When the metal masters, known as Judas Priest, joined Deep Purple and the Temperance Movement, a lineup was created that no true fan of intricate music could pass up. No one who had felt that way at the Riverbend Arena in Cincinnati, Ohio, was let down, either.

Starting the bill off was the Temperance Movement. They had a very Black Crowes and Niel Young feel to them, quite rootsy and raw, but with a very clean guitarist when it came time for solo breaks. Songs like "White Bear" got the crowd moving as people roamed in from the concession stands and T-shirt huts.

The Temperance Movement saved the best for last it seemed. The final cut was a song called "Midnight Black" and the solo work was nothing short of captivating. Indeed, the show had been opened with what can be called a new vintage style, setting the stage for mighty Priest.

Judas Priest unleash the metal on the masses

If there was a fault to be had during the night, it was the fact that Deep Purple played after Judas Priest. While both bands gave breathtaking performances (such as "The Dead Daisies Hookers bring real rock to Cleveland"), the high octane metal of Priest perhaps should have been last due to their sheer force. Without mercy, they hit the crowd with their new CD's title song, "Firepower." The CD debuted at No.

5 on the Billboard music charts and has proven to be so successful that a second leg of touring was launched.

"Lighting Strikes" was played from the new disk, as was "Rising From Ruins," a new song that was quite a pleasant surprise to hear. Gone from the set was "Saints In Hell," and in its place was "Freewheel Burning." While both this and "Turbo Lover" were tuned down, the vocal range and prowess of Rob Halford make a person wonder if he is ageless.

His ability to hit the most impossible to reach notes has not diminished in the least as songs like "Sinner" proved beyond all question.

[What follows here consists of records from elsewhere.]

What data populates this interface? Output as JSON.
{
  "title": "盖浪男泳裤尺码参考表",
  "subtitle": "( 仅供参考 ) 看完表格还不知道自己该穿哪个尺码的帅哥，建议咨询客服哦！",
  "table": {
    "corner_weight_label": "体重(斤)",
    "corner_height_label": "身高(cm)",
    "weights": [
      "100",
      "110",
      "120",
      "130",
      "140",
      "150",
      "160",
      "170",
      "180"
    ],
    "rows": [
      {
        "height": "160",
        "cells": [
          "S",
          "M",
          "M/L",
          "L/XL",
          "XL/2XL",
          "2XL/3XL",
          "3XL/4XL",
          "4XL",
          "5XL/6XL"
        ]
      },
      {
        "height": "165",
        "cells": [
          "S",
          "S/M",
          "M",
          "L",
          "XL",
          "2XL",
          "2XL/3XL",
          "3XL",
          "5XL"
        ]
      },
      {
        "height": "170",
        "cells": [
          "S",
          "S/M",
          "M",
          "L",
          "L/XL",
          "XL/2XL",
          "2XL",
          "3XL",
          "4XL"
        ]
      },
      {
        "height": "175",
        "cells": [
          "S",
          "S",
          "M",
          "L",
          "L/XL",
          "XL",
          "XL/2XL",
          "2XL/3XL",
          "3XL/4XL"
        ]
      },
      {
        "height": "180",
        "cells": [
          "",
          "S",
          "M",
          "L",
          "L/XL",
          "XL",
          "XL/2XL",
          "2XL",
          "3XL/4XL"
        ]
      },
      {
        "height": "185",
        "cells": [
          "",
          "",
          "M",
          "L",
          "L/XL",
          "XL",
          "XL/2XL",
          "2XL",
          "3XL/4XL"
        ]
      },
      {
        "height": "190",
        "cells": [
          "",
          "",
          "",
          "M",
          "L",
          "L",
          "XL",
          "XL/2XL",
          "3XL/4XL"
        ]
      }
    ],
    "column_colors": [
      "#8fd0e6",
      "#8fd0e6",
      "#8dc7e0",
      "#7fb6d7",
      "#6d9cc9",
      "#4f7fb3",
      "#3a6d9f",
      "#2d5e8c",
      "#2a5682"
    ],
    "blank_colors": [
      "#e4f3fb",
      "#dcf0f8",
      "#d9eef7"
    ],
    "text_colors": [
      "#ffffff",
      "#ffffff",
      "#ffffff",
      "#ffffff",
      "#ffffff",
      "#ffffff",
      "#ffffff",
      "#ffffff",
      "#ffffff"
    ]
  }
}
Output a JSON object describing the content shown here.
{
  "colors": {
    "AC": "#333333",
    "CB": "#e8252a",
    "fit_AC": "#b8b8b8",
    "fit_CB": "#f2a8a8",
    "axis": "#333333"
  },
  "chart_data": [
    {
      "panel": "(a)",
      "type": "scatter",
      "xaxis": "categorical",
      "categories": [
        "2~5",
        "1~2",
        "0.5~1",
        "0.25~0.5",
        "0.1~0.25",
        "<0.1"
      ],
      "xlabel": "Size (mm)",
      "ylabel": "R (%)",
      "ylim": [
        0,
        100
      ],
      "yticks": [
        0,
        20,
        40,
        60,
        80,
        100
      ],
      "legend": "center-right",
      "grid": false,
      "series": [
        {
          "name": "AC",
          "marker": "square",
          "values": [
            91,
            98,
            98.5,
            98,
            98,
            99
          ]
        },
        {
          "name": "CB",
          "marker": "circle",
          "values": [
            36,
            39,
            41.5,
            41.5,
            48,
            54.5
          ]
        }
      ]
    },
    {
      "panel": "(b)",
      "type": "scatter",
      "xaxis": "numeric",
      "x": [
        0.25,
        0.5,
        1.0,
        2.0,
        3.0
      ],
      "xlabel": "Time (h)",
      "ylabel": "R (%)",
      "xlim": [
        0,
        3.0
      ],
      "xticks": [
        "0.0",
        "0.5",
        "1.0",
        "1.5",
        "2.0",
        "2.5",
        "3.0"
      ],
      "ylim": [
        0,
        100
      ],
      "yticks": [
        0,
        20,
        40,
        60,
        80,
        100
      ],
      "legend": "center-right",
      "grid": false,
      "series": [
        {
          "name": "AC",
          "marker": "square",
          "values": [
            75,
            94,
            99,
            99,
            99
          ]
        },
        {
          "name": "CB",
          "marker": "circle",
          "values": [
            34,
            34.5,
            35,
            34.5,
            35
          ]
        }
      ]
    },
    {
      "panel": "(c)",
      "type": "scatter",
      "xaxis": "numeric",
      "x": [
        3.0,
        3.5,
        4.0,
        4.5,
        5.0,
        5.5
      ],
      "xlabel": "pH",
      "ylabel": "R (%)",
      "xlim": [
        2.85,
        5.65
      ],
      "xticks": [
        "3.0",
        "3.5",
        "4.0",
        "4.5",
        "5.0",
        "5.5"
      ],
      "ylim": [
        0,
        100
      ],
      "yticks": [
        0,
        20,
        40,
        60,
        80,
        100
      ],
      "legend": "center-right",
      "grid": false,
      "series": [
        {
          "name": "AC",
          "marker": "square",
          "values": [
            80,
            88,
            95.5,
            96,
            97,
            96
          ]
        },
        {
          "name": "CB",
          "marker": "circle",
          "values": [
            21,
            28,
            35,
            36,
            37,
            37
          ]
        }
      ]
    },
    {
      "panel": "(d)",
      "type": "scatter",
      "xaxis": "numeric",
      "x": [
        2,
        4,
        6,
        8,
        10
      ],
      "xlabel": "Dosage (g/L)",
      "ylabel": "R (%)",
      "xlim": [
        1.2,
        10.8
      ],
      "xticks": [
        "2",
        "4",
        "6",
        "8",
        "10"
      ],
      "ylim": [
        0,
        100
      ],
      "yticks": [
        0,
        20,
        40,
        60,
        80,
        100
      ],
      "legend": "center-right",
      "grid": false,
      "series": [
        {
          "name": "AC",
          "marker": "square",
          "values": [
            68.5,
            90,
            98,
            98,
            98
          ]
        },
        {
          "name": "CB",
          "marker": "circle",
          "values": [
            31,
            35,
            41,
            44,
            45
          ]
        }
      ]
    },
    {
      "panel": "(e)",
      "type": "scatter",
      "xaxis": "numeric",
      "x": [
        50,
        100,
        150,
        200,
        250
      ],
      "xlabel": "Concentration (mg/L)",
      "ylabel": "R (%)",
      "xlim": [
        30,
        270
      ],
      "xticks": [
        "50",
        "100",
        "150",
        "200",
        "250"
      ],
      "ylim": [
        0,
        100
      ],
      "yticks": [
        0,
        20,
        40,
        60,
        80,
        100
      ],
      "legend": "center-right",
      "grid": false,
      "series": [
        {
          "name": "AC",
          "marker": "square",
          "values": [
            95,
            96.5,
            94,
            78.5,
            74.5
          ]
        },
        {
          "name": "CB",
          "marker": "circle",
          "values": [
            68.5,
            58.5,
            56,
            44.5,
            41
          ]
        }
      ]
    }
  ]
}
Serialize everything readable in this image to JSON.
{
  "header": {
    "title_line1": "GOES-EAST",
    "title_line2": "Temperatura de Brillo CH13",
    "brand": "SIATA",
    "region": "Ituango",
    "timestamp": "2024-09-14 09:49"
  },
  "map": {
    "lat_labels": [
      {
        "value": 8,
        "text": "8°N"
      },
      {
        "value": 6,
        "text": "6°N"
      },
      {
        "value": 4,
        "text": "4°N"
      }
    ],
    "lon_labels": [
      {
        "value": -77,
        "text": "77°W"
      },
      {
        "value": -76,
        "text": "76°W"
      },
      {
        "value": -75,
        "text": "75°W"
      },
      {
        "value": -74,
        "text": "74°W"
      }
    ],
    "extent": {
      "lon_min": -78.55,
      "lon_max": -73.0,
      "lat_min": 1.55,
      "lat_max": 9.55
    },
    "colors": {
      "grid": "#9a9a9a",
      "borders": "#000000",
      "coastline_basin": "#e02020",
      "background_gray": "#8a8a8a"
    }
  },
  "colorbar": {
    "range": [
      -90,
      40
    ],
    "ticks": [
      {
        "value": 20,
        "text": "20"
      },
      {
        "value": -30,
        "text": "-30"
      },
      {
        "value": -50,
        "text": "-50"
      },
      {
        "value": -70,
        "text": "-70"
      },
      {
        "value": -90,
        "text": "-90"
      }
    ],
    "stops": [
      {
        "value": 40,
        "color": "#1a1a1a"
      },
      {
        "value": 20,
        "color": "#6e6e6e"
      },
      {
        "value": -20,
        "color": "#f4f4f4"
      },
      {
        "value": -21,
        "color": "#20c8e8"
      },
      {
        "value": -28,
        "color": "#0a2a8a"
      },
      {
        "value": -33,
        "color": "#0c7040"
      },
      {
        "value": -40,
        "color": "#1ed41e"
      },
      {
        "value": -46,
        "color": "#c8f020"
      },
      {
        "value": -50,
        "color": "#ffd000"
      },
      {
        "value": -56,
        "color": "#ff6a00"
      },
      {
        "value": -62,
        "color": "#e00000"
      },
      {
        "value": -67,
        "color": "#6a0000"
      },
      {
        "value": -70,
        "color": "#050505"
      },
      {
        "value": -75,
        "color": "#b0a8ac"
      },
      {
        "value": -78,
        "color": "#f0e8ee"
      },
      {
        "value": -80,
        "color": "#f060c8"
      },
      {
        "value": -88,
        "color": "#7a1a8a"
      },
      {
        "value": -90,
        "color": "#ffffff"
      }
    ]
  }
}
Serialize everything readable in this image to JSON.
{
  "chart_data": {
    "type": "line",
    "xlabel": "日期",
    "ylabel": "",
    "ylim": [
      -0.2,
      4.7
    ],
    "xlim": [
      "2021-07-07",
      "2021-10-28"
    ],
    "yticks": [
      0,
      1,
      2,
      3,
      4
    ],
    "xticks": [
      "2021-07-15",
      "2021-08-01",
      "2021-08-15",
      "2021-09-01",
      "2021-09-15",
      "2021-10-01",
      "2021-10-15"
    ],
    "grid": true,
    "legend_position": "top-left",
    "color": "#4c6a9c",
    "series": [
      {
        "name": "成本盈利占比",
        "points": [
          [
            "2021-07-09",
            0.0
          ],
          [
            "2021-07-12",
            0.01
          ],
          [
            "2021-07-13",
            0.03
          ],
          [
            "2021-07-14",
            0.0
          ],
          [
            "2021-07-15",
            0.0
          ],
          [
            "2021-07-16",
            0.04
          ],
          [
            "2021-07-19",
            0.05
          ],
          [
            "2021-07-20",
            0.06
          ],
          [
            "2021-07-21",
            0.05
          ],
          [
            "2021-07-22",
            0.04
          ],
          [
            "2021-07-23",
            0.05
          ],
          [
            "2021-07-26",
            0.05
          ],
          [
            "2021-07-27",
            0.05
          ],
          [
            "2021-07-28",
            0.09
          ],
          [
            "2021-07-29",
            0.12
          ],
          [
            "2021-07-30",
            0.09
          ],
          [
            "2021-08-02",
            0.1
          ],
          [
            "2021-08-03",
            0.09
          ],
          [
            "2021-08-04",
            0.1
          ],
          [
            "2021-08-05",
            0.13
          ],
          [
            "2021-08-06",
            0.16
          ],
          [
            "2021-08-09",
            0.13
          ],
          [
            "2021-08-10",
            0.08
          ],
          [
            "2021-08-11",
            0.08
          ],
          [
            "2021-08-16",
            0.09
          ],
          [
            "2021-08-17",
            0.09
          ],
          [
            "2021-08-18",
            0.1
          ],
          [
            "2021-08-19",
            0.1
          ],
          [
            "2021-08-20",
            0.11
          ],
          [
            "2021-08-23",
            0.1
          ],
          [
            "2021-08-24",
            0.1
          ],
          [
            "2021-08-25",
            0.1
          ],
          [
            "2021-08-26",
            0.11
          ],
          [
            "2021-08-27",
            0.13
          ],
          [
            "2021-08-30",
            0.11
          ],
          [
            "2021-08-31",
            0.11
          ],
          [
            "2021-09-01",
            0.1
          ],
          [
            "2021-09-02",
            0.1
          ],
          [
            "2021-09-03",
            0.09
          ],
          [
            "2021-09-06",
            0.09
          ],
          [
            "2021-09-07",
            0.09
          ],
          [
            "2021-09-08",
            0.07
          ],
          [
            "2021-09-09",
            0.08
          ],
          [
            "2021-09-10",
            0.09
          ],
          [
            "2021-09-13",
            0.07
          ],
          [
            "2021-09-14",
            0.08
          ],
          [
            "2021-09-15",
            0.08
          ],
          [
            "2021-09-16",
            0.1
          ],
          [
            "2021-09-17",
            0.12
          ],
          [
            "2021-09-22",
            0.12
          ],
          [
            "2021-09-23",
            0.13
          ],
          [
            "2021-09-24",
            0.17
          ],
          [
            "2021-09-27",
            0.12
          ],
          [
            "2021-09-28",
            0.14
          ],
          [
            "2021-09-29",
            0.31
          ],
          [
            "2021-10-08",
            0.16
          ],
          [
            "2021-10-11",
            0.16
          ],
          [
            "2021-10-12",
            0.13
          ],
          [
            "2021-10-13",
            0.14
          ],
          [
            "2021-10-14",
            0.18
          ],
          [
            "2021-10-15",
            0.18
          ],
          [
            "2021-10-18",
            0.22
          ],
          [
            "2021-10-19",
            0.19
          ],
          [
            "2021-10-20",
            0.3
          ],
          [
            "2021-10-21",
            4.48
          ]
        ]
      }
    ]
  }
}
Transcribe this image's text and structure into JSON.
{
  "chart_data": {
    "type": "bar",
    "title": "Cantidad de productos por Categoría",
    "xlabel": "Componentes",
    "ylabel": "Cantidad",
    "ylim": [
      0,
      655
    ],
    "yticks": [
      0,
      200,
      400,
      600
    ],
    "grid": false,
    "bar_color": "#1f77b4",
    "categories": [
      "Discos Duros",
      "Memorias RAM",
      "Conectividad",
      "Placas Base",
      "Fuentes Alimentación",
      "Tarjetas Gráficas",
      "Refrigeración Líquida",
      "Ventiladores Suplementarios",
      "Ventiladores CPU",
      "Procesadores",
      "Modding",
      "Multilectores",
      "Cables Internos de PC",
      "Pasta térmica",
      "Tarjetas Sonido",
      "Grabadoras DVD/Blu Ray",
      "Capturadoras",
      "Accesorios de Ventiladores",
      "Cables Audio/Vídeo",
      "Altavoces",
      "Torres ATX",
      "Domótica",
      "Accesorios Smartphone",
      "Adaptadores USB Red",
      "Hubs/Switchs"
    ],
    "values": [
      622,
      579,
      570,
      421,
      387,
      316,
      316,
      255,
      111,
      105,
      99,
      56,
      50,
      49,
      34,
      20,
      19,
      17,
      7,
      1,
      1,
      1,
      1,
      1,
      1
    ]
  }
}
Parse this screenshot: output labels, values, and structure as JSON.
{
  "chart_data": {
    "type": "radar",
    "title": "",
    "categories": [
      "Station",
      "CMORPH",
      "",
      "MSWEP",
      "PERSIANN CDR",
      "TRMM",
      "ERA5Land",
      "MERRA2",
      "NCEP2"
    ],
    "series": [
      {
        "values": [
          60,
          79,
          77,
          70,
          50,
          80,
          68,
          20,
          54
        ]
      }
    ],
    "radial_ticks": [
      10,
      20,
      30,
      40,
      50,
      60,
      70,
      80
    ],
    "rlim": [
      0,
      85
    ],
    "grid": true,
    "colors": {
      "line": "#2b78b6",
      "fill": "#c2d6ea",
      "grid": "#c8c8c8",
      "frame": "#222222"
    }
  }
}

The solo work of Ritchie Faulkner (who replaced K.K. Downing when he departed the Priest machine) was awe inspiring. To those who have seen this technical wizard before, this was expected.

What was good to hear was how well "Firepower" co-producer, Andy Sneap, has grown into his role playing for Glenn Tipton who has Parkinson's Disease and can no longer handle touring. During the last leg (Judas Priest goes on Ohio tour), most of the really complicated solos went straight to Faulkner. He handled them well, but a bit of the legendary Judas Priest trade-off magic was missed on some songs.

This time, while keeping the finger-twisting solos in "Painkiller" for Faulkner, Sneap upheld the prediction of this story's author and others when this leg of the tour found him taking solos in "Turbo Lover," and "Metal Gods." It takes time to produce a CD and it is likely that the tour began prior to him learning all the parts that he wanted to.

If so, he certainly has grown into his role in just a few months.

Attendee Dave Chilson said regarding the tight playing of the whole band, including drummer Scott Travis, bassist Ian Hill, that it was impossible to scream loud enough.

Still, a few diehards simply miss the light touch and nuance of the fiery fast Tipton. "There were things different," said another person in the crowd, a guitarist named Jeff. "Like at the end of 'Turbo,' it changed. There was also that chugging missing or changed or changed in the solo break. Still, it was really good, really really good."

Deep Purple bring a majestic performance

From the opening notes of "Highway Star," it was not only clear that Deep Purple was in tip-top form, but that keyboardist Don Airey (also of Ozzy Osbourne) was going to display why he may just be one of the two or three best living keyboardists in music today.

Singer Ian Gillian (who ironically enough, once replace Ozzy Osbourne in Black Sabbath) has just a bit of a shake to him, but his voice is as young as the new day dawning, something that was apparent from the very start. Drumming legend Ian Paise was nothing short of dynamic and his very nuanced playing style highlighted the groove stomp magic of bassist Roger Glover as solidly as ever.

The most stunning part of the show, however, remains the incredible musicianship of both guitarist Steve Morse and the indescribable talent of Airey. The trade-off solo workings and their impeccable structure was the calling card each time that perfection was needed and expected. It is hard to overstate just how stunning their craftsmanship was.

Classics like "Smoke On The Water" (about the accidental burning down of Frank Zappa's studio with a flare gun) and the epic rocker, "Space Truckin" (also made famous by Christian rockers, Vengeance Rising) were simply unforgettable.

By the time the lights came up, everyone watching could be heard talking about what a great fortune it was to have been blessed with seeing this show. "The speed and conciseness of that keyboard player," said one unnamed fan. "Oh my god."

Clearly, there is still a lot of "firepower" left in these two bands. Let's hope that it happens again.